A wire is stretched to increase its length by 2%, then the percentage change in its resistance is _________.

(D)
\(R =\frac{\rho l}{A}=\frac{\rho l^2}{A l}=\frac{\rho l^2}{V}\)
Volume V remains constant on stretching
\(R \propto l^2\)
\(l_1=l\) and \(l_2=l+2 \% l=1.02 l\)
Now \(\frac{ R _2}{ R _1}=\left(\frac{l_2}{l_1}\right)^2\)
\(\begin{aligned} \therefore \frac{ R _2}{ R _1} =\left[\frac{1.02 l}{l}\right]^2 \\ \therefore R _2 =1.0404 R _1\end{aligned}\)

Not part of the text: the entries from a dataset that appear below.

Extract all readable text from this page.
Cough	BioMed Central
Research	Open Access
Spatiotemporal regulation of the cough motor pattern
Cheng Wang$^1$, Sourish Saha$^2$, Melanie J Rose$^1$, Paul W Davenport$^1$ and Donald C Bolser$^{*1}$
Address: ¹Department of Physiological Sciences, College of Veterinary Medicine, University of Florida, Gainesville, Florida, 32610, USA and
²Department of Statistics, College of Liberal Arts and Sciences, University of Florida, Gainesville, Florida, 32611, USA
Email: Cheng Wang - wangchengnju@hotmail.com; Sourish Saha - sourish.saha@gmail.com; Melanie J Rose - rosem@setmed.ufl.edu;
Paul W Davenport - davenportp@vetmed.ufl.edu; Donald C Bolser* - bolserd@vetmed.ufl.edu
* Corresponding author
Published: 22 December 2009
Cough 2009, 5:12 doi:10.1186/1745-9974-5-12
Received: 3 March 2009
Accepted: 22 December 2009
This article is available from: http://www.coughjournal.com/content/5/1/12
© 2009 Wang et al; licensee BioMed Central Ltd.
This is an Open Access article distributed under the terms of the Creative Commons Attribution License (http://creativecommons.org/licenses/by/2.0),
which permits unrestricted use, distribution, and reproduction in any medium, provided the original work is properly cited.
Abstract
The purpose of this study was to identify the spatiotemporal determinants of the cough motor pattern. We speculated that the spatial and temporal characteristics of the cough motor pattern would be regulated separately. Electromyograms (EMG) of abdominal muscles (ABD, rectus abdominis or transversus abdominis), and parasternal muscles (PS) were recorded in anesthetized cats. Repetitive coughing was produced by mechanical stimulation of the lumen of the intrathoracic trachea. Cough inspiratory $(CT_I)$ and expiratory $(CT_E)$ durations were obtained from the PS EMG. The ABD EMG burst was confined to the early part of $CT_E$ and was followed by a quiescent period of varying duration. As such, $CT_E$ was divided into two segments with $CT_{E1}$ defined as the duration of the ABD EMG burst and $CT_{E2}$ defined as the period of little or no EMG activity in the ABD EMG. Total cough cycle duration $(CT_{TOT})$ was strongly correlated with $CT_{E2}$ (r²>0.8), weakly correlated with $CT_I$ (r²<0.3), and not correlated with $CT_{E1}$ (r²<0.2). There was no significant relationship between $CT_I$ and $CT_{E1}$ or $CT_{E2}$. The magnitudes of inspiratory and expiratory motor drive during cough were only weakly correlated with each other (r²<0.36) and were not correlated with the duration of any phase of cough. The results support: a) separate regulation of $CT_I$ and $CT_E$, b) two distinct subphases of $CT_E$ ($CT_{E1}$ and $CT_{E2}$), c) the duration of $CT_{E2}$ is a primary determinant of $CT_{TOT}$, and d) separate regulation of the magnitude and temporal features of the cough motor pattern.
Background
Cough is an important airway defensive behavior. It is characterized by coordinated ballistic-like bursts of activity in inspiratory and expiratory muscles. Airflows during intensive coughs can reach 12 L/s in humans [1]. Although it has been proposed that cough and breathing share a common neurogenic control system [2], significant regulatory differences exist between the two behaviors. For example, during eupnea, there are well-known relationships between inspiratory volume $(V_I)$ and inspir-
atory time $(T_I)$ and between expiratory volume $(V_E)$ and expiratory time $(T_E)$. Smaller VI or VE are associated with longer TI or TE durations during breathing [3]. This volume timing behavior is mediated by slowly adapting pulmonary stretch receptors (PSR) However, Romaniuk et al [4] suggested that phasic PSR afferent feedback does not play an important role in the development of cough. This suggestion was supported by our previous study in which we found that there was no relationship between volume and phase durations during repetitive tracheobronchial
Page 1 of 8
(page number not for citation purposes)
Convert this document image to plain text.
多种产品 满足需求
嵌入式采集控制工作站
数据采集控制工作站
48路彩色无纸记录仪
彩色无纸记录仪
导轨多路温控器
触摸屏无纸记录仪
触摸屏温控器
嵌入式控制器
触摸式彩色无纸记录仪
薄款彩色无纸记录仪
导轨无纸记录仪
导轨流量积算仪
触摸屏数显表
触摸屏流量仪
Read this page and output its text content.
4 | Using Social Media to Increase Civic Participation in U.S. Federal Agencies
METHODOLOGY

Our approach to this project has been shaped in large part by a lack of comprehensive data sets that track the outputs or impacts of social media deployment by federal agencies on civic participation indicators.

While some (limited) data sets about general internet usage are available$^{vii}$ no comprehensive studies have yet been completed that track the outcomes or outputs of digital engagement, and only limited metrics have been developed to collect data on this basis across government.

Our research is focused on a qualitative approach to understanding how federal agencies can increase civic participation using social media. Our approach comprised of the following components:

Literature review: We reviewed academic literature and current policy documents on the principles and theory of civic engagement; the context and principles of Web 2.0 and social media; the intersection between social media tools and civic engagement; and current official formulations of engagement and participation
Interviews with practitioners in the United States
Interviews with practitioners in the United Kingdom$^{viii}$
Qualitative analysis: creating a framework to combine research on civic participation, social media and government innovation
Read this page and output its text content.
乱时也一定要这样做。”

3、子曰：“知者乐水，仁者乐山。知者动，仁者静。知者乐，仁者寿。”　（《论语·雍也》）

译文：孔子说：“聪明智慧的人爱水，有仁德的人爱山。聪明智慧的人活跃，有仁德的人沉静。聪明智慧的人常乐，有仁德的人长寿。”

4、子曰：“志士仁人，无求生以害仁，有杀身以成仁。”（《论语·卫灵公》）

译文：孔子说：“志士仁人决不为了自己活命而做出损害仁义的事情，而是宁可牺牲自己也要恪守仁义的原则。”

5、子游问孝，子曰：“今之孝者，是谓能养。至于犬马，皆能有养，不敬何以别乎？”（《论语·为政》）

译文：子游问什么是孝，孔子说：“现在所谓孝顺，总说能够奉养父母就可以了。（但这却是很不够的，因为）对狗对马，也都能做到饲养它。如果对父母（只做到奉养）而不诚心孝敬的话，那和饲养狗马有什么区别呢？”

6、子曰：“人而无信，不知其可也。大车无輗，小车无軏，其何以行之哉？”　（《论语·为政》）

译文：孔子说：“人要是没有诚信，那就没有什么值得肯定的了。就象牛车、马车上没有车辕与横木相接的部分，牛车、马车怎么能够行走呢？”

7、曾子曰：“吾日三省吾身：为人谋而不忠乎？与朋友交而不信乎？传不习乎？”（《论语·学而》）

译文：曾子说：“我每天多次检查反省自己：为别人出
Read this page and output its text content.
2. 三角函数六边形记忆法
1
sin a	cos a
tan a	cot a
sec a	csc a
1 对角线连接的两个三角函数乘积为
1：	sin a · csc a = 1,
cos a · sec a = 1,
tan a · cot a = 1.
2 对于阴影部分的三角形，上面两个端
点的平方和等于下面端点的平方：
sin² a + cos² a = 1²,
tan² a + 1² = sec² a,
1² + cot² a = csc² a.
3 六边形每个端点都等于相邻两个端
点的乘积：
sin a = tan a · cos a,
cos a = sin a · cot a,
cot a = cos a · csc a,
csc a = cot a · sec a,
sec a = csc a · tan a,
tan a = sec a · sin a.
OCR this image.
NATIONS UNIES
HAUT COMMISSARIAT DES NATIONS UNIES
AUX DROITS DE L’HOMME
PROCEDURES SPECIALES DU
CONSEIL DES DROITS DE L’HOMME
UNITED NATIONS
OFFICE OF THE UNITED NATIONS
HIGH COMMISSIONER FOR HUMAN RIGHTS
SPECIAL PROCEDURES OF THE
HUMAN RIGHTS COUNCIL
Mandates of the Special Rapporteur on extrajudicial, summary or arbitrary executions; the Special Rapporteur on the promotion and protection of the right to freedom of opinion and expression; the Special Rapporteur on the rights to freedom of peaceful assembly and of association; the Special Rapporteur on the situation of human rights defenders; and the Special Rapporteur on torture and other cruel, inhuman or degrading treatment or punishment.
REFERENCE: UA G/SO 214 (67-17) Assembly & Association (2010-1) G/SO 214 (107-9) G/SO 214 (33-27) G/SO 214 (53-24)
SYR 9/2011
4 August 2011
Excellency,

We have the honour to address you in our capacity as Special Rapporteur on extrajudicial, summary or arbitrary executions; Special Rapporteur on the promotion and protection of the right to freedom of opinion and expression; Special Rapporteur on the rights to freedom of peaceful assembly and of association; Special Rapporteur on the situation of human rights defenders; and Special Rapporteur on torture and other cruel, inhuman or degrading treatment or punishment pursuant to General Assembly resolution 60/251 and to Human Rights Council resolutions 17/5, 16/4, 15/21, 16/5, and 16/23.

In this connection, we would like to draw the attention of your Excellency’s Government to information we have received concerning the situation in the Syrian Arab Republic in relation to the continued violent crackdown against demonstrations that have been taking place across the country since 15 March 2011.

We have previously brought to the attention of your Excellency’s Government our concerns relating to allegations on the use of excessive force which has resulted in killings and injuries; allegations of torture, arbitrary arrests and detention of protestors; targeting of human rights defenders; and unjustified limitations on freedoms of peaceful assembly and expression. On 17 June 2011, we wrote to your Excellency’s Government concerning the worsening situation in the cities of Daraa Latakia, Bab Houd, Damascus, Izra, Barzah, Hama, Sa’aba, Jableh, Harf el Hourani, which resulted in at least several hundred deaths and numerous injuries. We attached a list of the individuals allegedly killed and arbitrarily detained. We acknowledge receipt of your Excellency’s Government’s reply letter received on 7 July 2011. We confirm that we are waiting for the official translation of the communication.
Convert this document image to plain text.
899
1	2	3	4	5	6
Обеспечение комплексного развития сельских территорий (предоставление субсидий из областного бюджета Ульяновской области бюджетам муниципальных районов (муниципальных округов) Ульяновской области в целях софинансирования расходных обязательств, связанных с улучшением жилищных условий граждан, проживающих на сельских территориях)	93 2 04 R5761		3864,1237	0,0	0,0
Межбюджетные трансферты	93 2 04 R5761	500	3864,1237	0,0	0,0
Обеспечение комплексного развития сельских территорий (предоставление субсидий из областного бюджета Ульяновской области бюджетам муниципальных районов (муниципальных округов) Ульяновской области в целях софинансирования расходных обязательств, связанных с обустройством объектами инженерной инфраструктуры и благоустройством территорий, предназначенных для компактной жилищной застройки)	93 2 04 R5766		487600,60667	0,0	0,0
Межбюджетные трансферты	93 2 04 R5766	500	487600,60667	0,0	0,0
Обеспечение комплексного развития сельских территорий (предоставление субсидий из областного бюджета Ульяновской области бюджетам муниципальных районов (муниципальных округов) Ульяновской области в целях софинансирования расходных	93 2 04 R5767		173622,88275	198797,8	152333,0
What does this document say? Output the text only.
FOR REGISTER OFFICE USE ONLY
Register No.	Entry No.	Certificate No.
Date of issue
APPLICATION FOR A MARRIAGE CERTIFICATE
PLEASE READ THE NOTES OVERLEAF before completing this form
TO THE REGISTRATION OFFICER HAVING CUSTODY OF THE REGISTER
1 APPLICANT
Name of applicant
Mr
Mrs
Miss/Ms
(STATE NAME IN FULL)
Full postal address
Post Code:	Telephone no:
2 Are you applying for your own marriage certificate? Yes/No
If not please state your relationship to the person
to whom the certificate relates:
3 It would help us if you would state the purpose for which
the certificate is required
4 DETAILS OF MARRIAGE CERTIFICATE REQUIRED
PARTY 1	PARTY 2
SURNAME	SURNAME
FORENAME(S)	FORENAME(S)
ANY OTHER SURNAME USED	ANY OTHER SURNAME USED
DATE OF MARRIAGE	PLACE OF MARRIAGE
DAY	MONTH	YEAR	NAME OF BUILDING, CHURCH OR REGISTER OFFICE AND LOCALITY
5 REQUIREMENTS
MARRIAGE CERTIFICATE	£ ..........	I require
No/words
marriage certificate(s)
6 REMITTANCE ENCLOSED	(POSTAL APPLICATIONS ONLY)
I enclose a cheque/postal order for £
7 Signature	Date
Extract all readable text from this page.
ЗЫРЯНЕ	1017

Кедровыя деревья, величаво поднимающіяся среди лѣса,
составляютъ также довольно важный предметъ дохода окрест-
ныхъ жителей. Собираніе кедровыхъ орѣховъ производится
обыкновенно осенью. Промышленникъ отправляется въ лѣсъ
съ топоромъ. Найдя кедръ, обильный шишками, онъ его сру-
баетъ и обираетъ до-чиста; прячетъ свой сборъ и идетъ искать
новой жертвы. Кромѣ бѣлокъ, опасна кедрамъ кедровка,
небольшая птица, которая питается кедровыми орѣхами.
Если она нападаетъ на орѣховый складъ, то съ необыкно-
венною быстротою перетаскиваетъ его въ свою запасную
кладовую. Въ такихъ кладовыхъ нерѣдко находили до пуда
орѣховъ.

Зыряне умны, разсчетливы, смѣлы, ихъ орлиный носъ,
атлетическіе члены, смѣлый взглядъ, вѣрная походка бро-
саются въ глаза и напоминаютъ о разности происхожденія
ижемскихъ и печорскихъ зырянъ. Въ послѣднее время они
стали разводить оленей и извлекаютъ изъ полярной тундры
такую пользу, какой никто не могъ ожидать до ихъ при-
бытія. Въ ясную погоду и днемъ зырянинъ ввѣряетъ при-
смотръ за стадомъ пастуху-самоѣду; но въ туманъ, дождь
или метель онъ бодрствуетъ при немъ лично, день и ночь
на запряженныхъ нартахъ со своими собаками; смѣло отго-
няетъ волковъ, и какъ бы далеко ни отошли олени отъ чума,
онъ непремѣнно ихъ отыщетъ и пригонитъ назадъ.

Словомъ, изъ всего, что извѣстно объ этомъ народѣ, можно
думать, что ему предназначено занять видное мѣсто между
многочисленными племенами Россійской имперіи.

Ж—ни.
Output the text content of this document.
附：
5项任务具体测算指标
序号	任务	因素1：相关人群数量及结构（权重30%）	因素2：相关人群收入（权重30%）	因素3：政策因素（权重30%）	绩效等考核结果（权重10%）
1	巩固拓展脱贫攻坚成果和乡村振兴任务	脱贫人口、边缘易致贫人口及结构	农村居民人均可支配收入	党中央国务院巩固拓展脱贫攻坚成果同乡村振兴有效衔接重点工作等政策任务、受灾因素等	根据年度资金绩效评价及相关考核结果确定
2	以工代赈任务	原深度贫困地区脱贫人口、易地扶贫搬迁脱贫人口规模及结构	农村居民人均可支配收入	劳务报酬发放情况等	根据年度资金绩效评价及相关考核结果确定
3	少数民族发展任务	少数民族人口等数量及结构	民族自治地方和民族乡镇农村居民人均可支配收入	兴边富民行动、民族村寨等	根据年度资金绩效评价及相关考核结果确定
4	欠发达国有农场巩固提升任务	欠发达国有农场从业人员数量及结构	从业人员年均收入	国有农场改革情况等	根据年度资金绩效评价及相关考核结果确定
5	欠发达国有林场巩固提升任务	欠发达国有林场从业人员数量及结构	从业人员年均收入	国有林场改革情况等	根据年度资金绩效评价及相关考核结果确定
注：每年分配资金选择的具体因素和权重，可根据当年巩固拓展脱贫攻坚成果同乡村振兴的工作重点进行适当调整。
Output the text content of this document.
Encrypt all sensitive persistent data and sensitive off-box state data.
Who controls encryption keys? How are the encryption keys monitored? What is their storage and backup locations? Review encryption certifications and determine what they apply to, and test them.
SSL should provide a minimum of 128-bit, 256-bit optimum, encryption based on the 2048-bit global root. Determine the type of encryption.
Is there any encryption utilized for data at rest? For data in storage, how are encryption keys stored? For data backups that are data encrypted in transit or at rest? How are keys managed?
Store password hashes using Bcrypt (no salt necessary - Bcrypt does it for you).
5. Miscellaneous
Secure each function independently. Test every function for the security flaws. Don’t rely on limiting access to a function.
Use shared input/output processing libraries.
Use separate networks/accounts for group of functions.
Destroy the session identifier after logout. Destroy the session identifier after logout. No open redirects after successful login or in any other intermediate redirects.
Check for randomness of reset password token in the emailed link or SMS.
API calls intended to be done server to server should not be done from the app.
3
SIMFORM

\(\begin{aligned} \text { Change } =\frac{R_2-R_1}{R_1} \times 100 \% \\ = \frac{1.0404 R_1-R_1}{R_1} \times 100 \% \\ = 4.04 \% \approx 4 \%\end{aligned}\)
Second Method :
\(\begin{aligned} R =\frac{\rho l^2}{V} \\ d R =\frac{\rho}{ V }(2 l) d l \\ \frac{d R }{ R } =\frac{\frac{\rho}{ V }(2 l) d l}{\frac{\rho l^2}{V}} \\ \frac{d R }{ R } =2 \frac{d l}{l} \\ =2 \times 2 \% \\ =4 \%\end{aligned}\)